Fostering a Victim-Centred Approach
Several factors are key to ensuring a victim-centred approach to the search for the disappeared in The Gambia. Firstly, managing victims’ expectations around what is possible is essential, given the country’s capacity challenges.
The government can do this through regular consultations among authorities, investigators, forensic experts and families, with clear communication on timelines and the resources required to undertake the search and identification.
Secondly, the government must ensure that victims’ families have access to psychosocial support throughout the investigations, based on a tailored needs assessment. There is often a lack of understanding and appreciation of the psychosocial needs of victim communities during these processes, which are complex and protracted.
Thirdly, the government should enter into robust partnerships with experts who can provide training and support to security and justice sector personnel on best practices in investigating enforced disappearances. Applying a victim-centred approach will require a concerted effort from a range of stakeholders acting in cooperation with government.
The White Paper mentions the government’s intention to seek such collaborations, including with international forensic institutes such as the International Commission for Missing Persons (ICMP), which can conduct DNA analysis on remains. Civil society organisations such as the African Network Against Extrajudicial Killings and Enforced Disappearances (ANEKED) can devise clear communications strategies.
Actors from local civil society, who in many cases include families of the disappeared, can provide invaluable advice and support to authorities on how to ensure their meaningful participation.
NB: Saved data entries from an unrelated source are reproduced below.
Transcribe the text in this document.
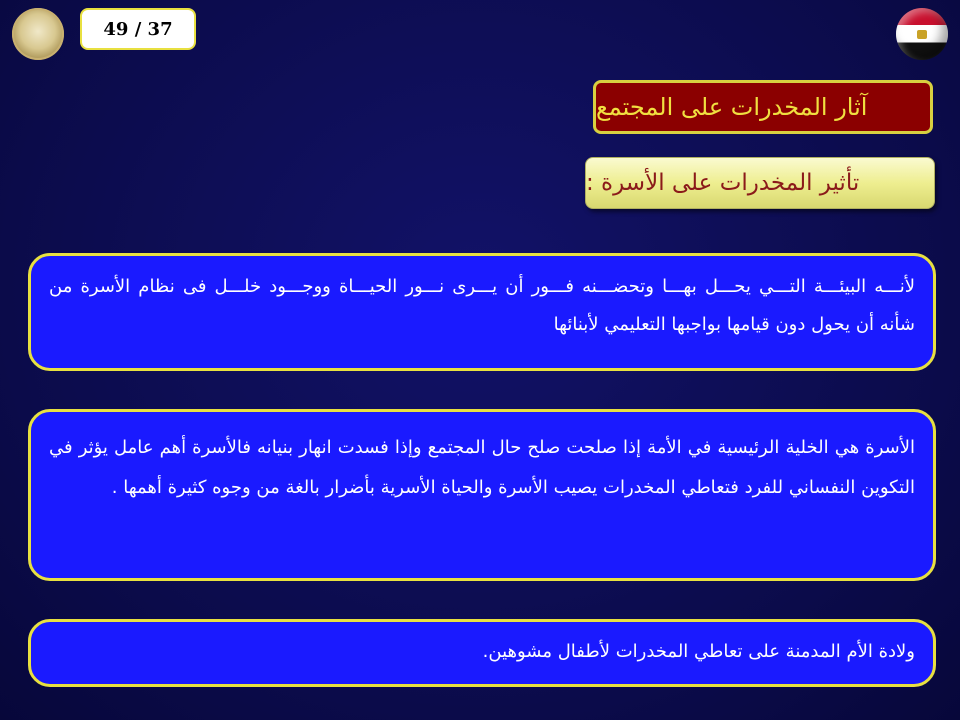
49 / 37
آثار المخدرات على المجتمع
تأثير المخدرات على الأسرة :
لأنـــه البيئـــة التـــي يحـــل بهـــا وتحضـــنه فـــور أن يـــرى نـــور الحيـــاة ووجـــود خلـــل فى نظام الأسرة من شأنه أن يحول دون قيامها بواجبها التعليمي لأبنائها
الأسرة هي الخلية الرئيسية في الأمة إذا صلحت صلح حال المجتمع وإذا فسدت انهار بنيانه فالأسرة أهم عامل يؤثر في التكوين النفساني للفرد فتعاطي المخدرات يصيب الأسرة والحياة الأسرية بأضرار بالغة من وجوه كثيرة أهمها .
ولادة الأم المدمنة على تعاطي المخدرات لأطفال مشوهين.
They can also provide regular updates to the public on the process of searching for the missing. Entities such as Justice Rapid Response can offer necessary expertise within the framework of the special investigative mechanism that the government will set up.
The TRRC’s establishment of a record of violations committed in The Gambia is a commendable first step in providing a sense of closure and justice for victims. It sets a precedent for the successful implementation of transitional justice mechanisms in Africa. The timely release of the White Paper is also an encouraging development for victim communities, who have been waiting for justice for far too long.
For the government’s post-TRRC work to have legitimacy, addressing the needs of victims and ensuring their active participation will be key. In this way, the implementation process can achieve the restorative and healing effects it seeks to have.
*Joyce Mutoka is a Programme Officer in the National Justice Programme at Justice Rapid Response.